Aduce el sádico que Ucrania no ha de ingresar en la OTAN, de la que, además, deben salir Polonia y otras exrepúblicas soviéticas, porque Occidente llega amenazante a sus fronteras. En la vida falsa de Putin vive la propaganda falsa. La OTAN no es una amenaza para nadie. Es una garantía de paz. Rusia no es una garantía de paz. Es una amenaza para todos. Los finlandeses tiemblan, del mismo modo que tiemblan los caucasianos (Georgia fue invadida hace nada). Suecos y bálticos en permanente alerta, viendo cómo sobrevuelan sus espacios aéreos los caza-bombarderos del «putiniano», y reiteradamente. Nadie que colinde con Rusia permanece relajado ni un solo día.
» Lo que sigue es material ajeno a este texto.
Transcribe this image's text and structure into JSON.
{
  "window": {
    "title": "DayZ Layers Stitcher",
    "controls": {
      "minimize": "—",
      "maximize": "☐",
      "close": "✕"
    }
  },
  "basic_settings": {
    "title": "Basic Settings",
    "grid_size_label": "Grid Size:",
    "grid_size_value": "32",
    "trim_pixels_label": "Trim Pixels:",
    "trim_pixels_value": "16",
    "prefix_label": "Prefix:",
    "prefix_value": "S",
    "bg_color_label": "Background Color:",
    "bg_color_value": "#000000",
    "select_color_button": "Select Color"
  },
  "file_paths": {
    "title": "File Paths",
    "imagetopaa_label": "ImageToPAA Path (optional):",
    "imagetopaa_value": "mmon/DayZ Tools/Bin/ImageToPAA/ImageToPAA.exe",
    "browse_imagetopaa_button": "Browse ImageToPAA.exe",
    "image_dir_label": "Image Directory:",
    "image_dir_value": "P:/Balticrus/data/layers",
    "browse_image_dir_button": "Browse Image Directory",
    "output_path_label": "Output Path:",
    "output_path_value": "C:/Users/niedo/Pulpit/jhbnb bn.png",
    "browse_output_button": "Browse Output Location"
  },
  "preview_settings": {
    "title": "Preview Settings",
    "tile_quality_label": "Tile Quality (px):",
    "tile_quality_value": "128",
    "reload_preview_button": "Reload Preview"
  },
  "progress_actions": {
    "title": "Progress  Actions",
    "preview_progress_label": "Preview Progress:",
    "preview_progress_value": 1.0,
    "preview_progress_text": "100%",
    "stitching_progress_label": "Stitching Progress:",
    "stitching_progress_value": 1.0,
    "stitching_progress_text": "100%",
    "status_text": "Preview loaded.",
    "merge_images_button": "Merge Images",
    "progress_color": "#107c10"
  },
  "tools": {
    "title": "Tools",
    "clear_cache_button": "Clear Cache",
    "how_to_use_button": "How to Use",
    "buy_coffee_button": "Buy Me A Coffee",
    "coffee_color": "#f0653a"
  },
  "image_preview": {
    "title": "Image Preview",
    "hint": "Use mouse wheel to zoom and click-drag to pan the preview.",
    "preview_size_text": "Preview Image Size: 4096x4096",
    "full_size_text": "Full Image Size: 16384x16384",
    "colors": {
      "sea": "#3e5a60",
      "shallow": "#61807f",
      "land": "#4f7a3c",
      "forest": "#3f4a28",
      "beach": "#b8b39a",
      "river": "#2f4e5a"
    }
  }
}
Todos los que colindan con la OTAN, sí.

Precisamente fue un escritor ruso, Alexéi Tólstoi, quien afirmó: «El fascismo [en este caso, ruso] es la quintaesencia de la avaricia. ¿Por qué aniquilar a millones de gentes pacíficas? ¿Por qué matar a los heridos? ¿Qué racionalidad hay en ello? Todo para que alguien no se entere de que tú [Putin, en este caso] no eres un gigante sino, simplemente, un psicópata miedoso, y que la gente no deje de temerte». Rusia es hoy, como siempre, una tierra abatida por el terror político, del que parece que nunca se librará. Y sobre este parecer, somos optimistas respecto al buen futuro que le aguarda al pesimismo.